10. A method, comprising:
- determining a first surface contour of a target bone defect;
- excising the target bone defect having the first surface contour to form a target bone cavity;
- matching the first surface contour to a second surface contour on a donor cadaver bone;
- forming an allograft plug having the second surface contour from the donor cadaver bone; and
- transplanting the allograft plug into the target bone cavity.
11. The method of claim 10, wherein the determining the first surface contour of the target bone defect is by use of a gauge that sets a negative surface profile for use in matching the first surface contour to the second surface contour.
12. The method of claim 11, wherein the negative surface profile set by the gauge has four or more surface contacts with the first surface contour.
13. The method of claim 12, wherein the negative surface profile set by the gauge has six surface contacts with the first surface contour.
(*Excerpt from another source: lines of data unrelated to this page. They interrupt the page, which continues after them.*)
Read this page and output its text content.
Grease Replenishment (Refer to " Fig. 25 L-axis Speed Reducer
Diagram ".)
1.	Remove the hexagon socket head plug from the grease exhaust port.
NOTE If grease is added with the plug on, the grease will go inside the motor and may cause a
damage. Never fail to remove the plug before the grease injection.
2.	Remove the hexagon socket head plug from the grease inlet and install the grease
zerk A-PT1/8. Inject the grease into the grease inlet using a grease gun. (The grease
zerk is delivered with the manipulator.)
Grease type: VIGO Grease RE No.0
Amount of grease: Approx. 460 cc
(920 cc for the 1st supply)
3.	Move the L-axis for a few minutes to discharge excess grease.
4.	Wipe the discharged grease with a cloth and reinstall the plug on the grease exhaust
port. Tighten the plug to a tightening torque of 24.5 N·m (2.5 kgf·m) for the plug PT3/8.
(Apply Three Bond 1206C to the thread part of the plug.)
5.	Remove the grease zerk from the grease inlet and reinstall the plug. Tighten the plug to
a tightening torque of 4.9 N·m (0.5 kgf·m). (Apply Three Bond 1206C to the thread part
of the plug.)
14. A kit for transplanting a contour matched allograft plug to a condylar defect, comprising:
- a gauge capable of matching a condylar defect surface contour to a donor bone surface contour;
- a ring guide for marking the site for allograft plug removal;
- a coring reamer for forming the allograft plug; and
- trimming device for fine tuning the size of the allograft plug.
15. The kit of claim 14, further comprising two steinmann pins for attaching the ring guide to the allograft plug.
16. The kit of claim 14, wherein the gauge has a central hub capable of attaching to a bone surface; and a series of contour measurement pins extending from the central hub, wherein: when the central hub is attached to the bone surface, the contour measurement pins are capable of being fixedly oriented to map a contour of the bone surface.
17. A method for matching a first surface to a second surface, comprising:
- sizing and making a negative surface contour of the first surface; and
- screening the second surface with the negative surface contour until a match is found;
- wherein, the match requires at least three points of substantial identity between the first surface and the second surface.
18. The method of claim 17, wherein the first surface has a first peripheral edge and the second surface has a second peripheral edge; and
- wherein the match requires at least three points of substantial identity between the first peripheral edge and the second peripheral edge.
19. The method of claim 17, wherein the match requires at least four points of substantial identity between the first peripheral edge and the second peripheral edge.
20. The method of claim 17, wherein the match requires at least six points of substantial identity between the first peripheral edge and the second peripheral edge.
21. The method of claim 17, wherein the first surface is a surface of a bone defect and the second surface is a surface of an allograft.